By KAMAL TAYO OROPO   |   22 August 2015   |   6:30 pm  

_-Adegbuyi-Bisi-CopyWhat’s your take on the perception that retired generals might be working their ways into influential reckoning of the Buhari-led administration?

AT the moment, there is hardly any concrete evidence to support that kind of allegation. However, one must quickly point out that those who brought the country to this sorry pass should be kept at arms length in the change we desperately need. Seeking to pass an examination by seeking assistance from people who failed the examination in the past can’t amount to any change.
Some are raising the fears that some of the President’s former colleague in the military may have a strong hold on him and consequently persuaded him in their desired direction. Do you see Buhari as someone that might be so influenced?

Buhari is not somebody that can be influenced when the issues at stake are integrity, probity and accountability in governance. He’s expressionless in disposition but firm in conduct and determination, simple courtesies accorded past heads of states should not be misconstrued as keeping alive esprit de corps, particularly if the people involved had not lived above boards in the past. Nigerians are watching and Buhari is fully aware of the raison d’etre of his mandate.

But then, some of Buhari’s steps are being perceived as gradual return to despotism. Are there any bases for this fear?

Absolutely no basis for anybody to be apprehensive of return to despotism. This is a democracy underpinned by the rule of law and constitutionalism.

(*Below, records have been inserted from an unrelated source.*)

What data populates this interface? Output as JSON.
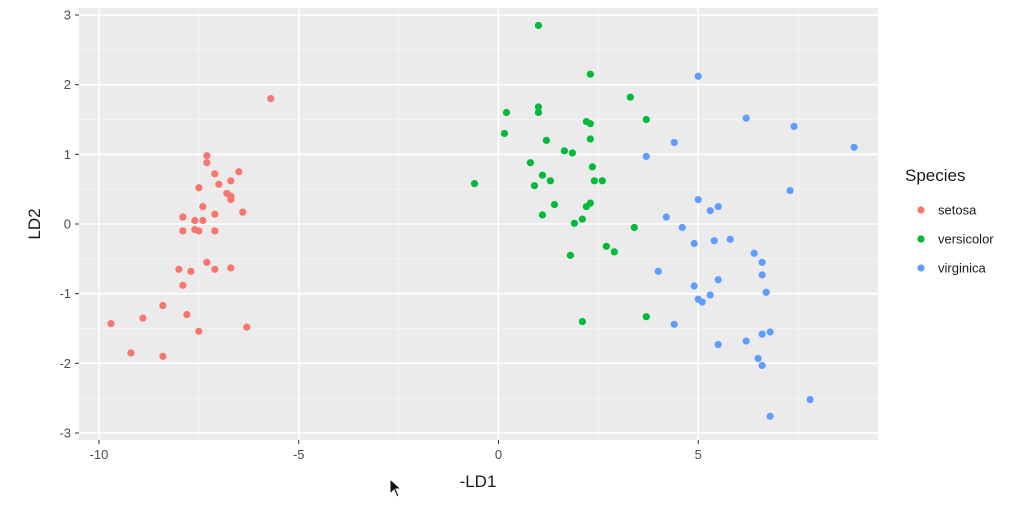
{
  "chart_data": {
    "type": "scatter",
    "xlabel": "-LD1",
    "ylabel": "LD2",
    "xlim": [
      -10.5,
      9.5
    ],
    "ylim": [
      -3.1,
      3.1
    ],
    "xticks": [
      -10,
      -5,
      0,
      5
    ],
    "yticks": [
      -3,
      -2,
      -1,
      0,
      1,
      2,
      3
    ],
    "grid": true,
    "legend": {
      "title": "Species",
      "position": "right"
    },
    "series": [
      {
        "name": "setosa",
        "color": "#f8766d",
        "points": [
          [
            -5.7,
            1.8
          ],
          [
            -7.3,
            0.98
          ],
          [
            -7.3,
            0.88
          ],
          [
            -7.1,
            0.72
          ],
          [
            -6.5,
            0.75
          ],
          [
            -7.0,
            0.57
          ],
          [
            -7.5,
            0.52
          ],
          [
            -6.7,
            0.62
          ],
          [
            -6.8,
            0.44
          ],
          [
            -6.7,
            0.4
          ],
          [
            -6.7,
            0.35
          ],
          [
            -7.4,
            0.25
          ],
          [
            -6.4,
            0.17
          ],
          [
            -7.1,
            0.14
          ],
          [
            -7.9,
            0.1
          ],
          [
            -7.4,
            0.05
          ],
          [
            -7.6,
            0.05
          ],
          [
            -7.6,
            -0.08
          ],
          [
            -7.5,
            -0.1
          ],
          [
            -7.9,
            -0.1
          ],
          [
            -7.1,
            -0.1
          ],
          [
            -7.3,
            -0.55
          ],
          [
            -6.7,
            -0.63
          ],
          [
            -7.1,
            -0.65
          ],
          [
            -8.0,
            -0.65
          ],
          [
            -7.7,
            -0.68
          ],
          [
            -7.9,
            -0.88
          ],
          [
            -8.4,
            -1.17
          ],
          [
            -8.9,
            -1.35
          ],
          [
            -7.8,
            -1.3
          ],
          [
            -9.7,
            -1.43
          ],
          [
            -6.3,
            -1.48
          ],
          [
            -7.5,
            -1.54
          ],
          [
            -9.2,
            -1.85
          ],
          [
            -8.4,
            -1.9
          ]
        ]
      },
      {
        "name": "versicolor",
        "color": "#00ba38",
        "points": [
          [
            1.0,
            2.85
          ],
          [
            2.3,
            2.15
          ],
          [
            3.3,
            1.82
          ],
          [
            1.0,
            1.68
          ],
          [
            0.2,
            1.6
          ],
          [
            1.0,
            1.6
          ],
          [
            2.2,
            1.47
          ],
          [
            2.3,
            1.44
          ],
          [
            3.7,
            1.5
          ],
          [
            0.15,
            1.3
          ],
          [
            1.2,
            1.2
          ],
          [
            2.3,
            1.22
          ],
          [
            1.65,
            1.05
          ],
          [
            1.85,
            1.02
          ],
          [
            0.8,
            0.88
          ],
          [
            2.35,
            0.82
          ],
          [
            1.1,
            0.7
          ],
          [
            1.3,
            0.62
          ],
          [
            2.4,
            0.62
          ],
          [
            2.6,
            0.62
          ],
          [
            -0.6,
            0.58
          ],
          [
            0.9,
            0.55
          ],
          [
            1.4,
            0.28
          ],
          [
            2.3,
            0.3
          ],
          [
            2.2,
            0.25
          ],
          [
            1.1,
            0.13
          ],
          [
            2.1,
            0.07
          ],
          [
            1.9,
            0.01
          ],
          [
            3.4,
            -0.05
          ],
          [
            2.7,
            -0.32
          ],
          [
            2.9,
            -0.4
          ],
          [
            1.8,
            -0.45
          ],
          [
            3.7,
            -1.33
          ],
          [
            2.1,
            -1.4
          ]
        ]
      },
      {
        "name": "virginica",
        "color": "#619cff",
        "points": [
          [
            5.0,
            2.12
          ],
          [
            6.2,
            1.52
          ],
          [
            7.4,
            1.4
          ],
          [
            8.9,
            1.1
          ],
          [
            4.4,
            1.17
          ],
          [
            3.7,
            0.97
          ],
          [
            7.3,
            0.48
          ],
          [
            5.0,
            0.35
          ],
          [
            5.5,
            0.25
          ],
          [
            5.3,
            0.19
          ],
          [
            4.2,
            0.1
          ],
          [
            4.6,
            -0.05
          ],
          [
            5.8,
            -0.22
          ],
          [
            5.4,
            -0.24
          ],
          [
            4.9,
            -0.28
          ],
          [
            6.4,
            -0.42
          ],
          [
            6.6,
            -0.55
          ],
          [
            6.6,
            -0.73
          ],
          [
            4.0,
            -0.68
          ],
          [
            5.5,
            -0.8
          ],
          [
            4.9,
            -0.89
          ],
          [
            6.7,
            -0.98
          ],
          [
            5.3,
            -1.02
          ],
          [
            5.0,
            -1.08
          ],
          [
            5.1,
            -1.12
          ],
          [
            4.4,
            -1.44
          ],
          [
            6.8,
            -1.55
          ],
          [
            6.6,
            -1.58
          ],
          [
            6.2,
            -1.68
          ],
          [
            5.5,
            -1.73
          ],
          [
            6.5,
            -1.93
          ],
          [
            6.6,
            -2.03
          ],
          [
            7.8,
            -2.52
          ],
          [
            6.8,
            -2.76
          ]
        ]
      }
    ]
  }
}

People who don’t dip their hands into the exchequer have nothing to fear, as you know, democracy has been given a bad name in this part of the law because impunity had been the old order, now that normalcy are about to return, lawlessness is frowned against, probity and accountability are being pursued, people with predisposition to lawlessness and impunity are understandably apprehensive and are crying wolf of despotism where none exists.

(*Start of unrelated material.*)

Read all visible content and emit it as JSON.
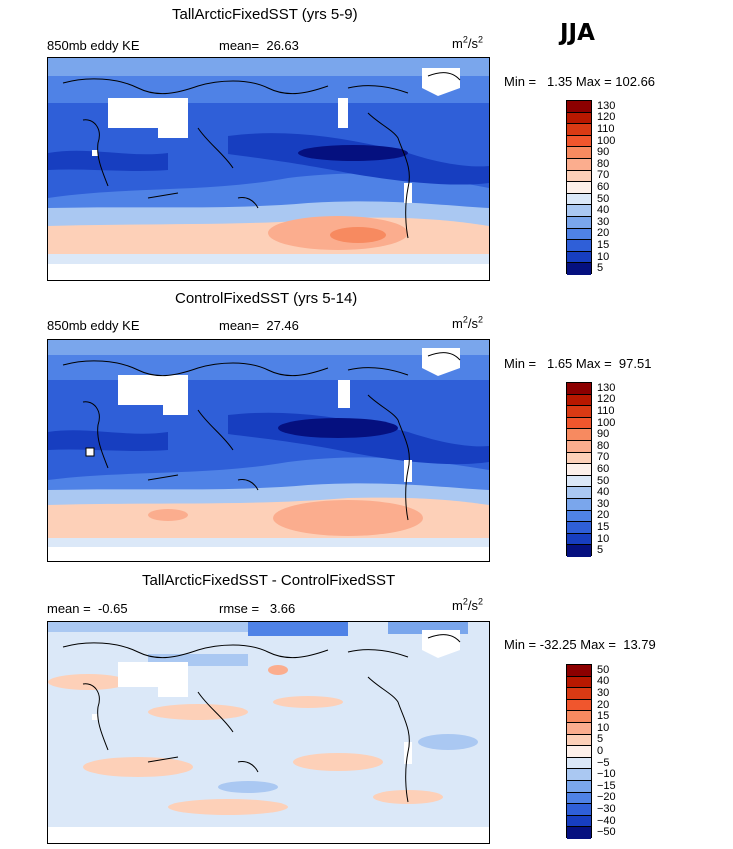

Has anybody being denied of his right pursuant to the war against corruption?

The days of the locusts are over and Nigerians are fully supportive.In the same light, respected individuals in the mould of Bishop Matthew Kukah and Prof Ben Nwabueze, people who should know, pointed to probing of past administration, as well as, absence of Federal Executive Council (FEC) as indication of a totalitarian regime? What do you have to say to this?

I have the greatest respect for the erudite Professor Nwabueze, I however find it difficult to agree with him on this issue for the simple reason that he did not back up his claim with any law. Yes, it’s mandatory for the President to constitute his cabinet; the constitution does not provide for a time line or deadline. The accusation of totalitarianism is therefore non sequitur. Why is so much hue and cry about appointment of ministers? Aren’t they just political heads of various ministries? Is governance suffering by the simple reason of absence of ministers? The answer is no! I say this with due respect to those who do not share this view.

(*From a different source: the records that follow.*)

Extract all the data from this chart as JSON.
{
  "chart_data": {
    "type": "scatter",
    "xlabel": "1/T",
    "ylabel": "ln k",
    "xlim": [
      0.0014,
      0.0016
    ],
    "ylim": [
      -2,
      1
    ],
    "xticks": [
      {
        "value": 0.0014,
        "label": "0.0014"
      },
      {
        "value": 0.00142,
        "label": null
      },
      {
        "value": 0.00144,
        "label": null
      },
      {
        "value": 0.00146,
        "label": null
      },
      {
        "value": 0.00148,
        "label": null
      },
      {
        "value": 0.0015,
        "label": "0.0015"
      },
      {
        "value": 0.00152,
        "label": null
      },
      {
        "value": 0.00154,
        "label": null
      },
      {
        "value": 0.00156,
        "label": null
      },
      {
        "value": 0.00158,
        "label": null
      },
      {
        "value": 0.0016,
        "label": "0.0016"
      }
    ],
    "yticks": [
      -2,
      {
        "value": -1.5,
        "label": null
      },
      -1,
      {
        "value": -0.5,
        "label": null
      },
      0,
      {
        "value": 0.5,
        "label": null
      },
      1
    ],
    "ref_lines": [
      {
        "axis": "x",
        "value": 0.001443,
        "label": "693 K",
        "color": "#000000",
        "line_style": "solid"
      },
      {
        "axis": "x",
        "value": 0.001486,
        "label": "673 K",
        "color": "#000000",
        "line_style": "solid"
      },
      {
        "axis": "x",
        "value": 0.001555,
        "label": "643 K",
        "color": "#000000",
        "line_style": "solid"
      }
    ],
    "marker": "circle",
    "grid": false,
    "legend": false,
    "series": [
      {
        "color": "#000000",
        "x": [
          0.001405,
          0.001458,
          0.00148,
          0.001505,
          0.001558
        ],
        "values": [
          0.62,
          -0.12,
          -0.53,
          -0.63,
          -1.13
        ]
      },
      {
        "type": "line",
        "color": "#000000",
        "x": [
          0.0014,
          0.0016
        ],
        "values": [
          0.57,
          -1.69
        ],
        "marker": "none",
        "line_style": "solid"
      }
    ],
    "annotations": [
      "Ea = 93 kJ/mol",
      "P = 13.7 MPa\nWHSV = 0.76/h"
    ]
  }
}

The self-constituted National Peace Committed consisting of eminent Nigerians should be disbanded forthwith if the views publicly expressed by Bishop Kukah represent their collective views. They have descended to the arena and become openly partisan. To campaign against the all-important war against corruption by the simple reason of concession of defeat is asinine and totally unacceptable. Did former President Goodluck Jonathan win the election? When did democracy become subject to the mercy of a contestant in an election?